# 18.S096: Graphs, Diffusion Maps, and Semi-supervised Learning

The second set of Lecture notes for my course is now available here.  This week’s notes are about graphs, embedding of graphs in Euclidean space (focusing in Diffusion Maps) and relations between behavior of a graph based semi-supervised learning method and Sobolev Embedding Theorem. Given the nature of these topics, these notes have a lot more images than normal, take a look!

The notes also describe three open problems that I would like to document here, there is a much more detailed description of the problems on the notes, including description of partial progress.

Open Problem 2.1.

Given a positive integer $r$, the Ramsey number $R(r)$ denotes the smallest integer $n$ such that any graph on $n$ nodes has either a clique or an independent set of size $r$. The following are open questions:

1. What is $R(5)$? It is known that $43 \leq R(5) \leq 49$.
2. What are the asymptotics of $R(r)$? The current best bounds are subexponential improvements of $2^{r/2} \lesssim R(r) \gtrsim 2^{2r}$.
3.  Construct a family of graphs $G = (V,E)$ with increasing number of nodes for which there exists $\epsilon>0$ such that $|v| \lesssim (1+\epsilon)^r$.

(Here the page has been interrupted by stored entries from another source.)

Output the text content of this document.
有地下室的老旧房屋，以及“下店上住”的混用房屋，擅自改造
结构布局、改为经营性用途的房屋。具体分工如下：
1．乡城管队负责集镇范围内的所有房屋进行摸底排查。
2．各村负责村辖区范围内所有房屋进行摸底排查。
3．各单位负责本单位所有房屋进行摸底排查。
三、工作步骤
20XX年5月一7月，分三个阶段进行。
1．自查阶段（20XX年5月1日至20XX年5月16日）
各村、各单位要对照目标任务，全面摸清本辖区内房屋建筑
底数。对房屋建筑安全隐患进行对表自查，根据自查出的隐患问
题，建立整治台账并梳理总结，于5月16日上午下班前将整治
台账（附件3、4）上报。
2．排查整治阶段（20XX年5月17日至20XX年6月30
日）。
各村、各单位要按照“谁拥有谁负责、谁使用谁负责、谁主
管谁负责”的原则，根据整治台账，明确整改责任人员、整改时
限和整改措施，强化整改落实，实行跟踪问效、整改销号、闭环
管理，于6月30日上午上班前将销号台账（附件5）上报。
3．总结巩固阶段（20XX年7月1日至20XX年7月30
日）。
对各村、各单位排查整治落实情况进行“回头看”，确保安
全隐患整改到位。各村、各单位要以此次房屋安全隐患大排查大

The current world’s record for deterministic constructions of Ramsey graphs produces graphs for which the the clique or independence number is $\approx 2^{(\log\log|V|)^{O(1)}}$ (see here and here), while we know (by the bounds above) that there exist graphs for which this number is $\approx \log|V|$.

Open Problem 2.2. (Erdos-Hajnal conjecture)

For any finite graph $H$, there exists a constant $\delta_H > 0$ such that any graph on $n$ nodes that does not contain $H$ as a subgraph (is an $H$-free graph) must have

$r(G) \gtrsim n^{\delta_H}$,

where $r(G)$ is the maximum among the clique and independence number of $G$.

I think this is one of the most fascinating conjectures in graph theory. It is known (see this survey) that $r(G)\gtrsim \exp\left( c_H \sqrt{\log n} \right)$, for some constant $c_H >0$. Note that this lower bound already shows that $H$-free graphs need to have considerably larger $r(G)$. This is an amazing local to global effect, where imposing a constraint on small groups of vertices are connected (being $H$-free is a local property) creates extremely large cliques or independence sets — much larger than $\log(n)$ as in random Erd\H{o}s-Reny\’i graphs (see, for example, the notes).

Open Problem 2.3. (The planted clique problem)

Let $G$ be a random graph constructed by taking a $G\left( n, \frac12\right)$ and planting a clique of size $\omega$:

1. Is there a polynomial time algorithm that is able to find the largest clique of $G$ (with high probability) for $\omega \ll \sqrt{n}$? For example, for $\omega \approx \frac{\sqrt{n}}{\log n}$?
2. Is there a polynomial time algorithm that is able to distinguish, with high probability, $G$ from a draw of $G\left( n, \frac12\right)$ for $\omega \ll \sqrt{n}$? For example, for $\omega \approx \frac{\sqrt{n}}{\log n}$?
3. Is there a quasi-linear time algorithm able to find the largest clique of $G$ (with high probability) for $\omega\leq \left(\frac1{\sqrt{e}}-\epsilon \right)\sqrt{n}$, for some $\epsilon>0$? (This question was posed here)

Questions 1 and 2 are central questions in average case complexity. In fact, the hypothesis that finding planted cliques for $\omega \ll \sqrt{n}$ is hard is used as the basis of several cryptographic protocols and average case hardness results, see the notes for some references and a brief explanation of why the problem is easy if $\omega \approx \sqrt{n}$.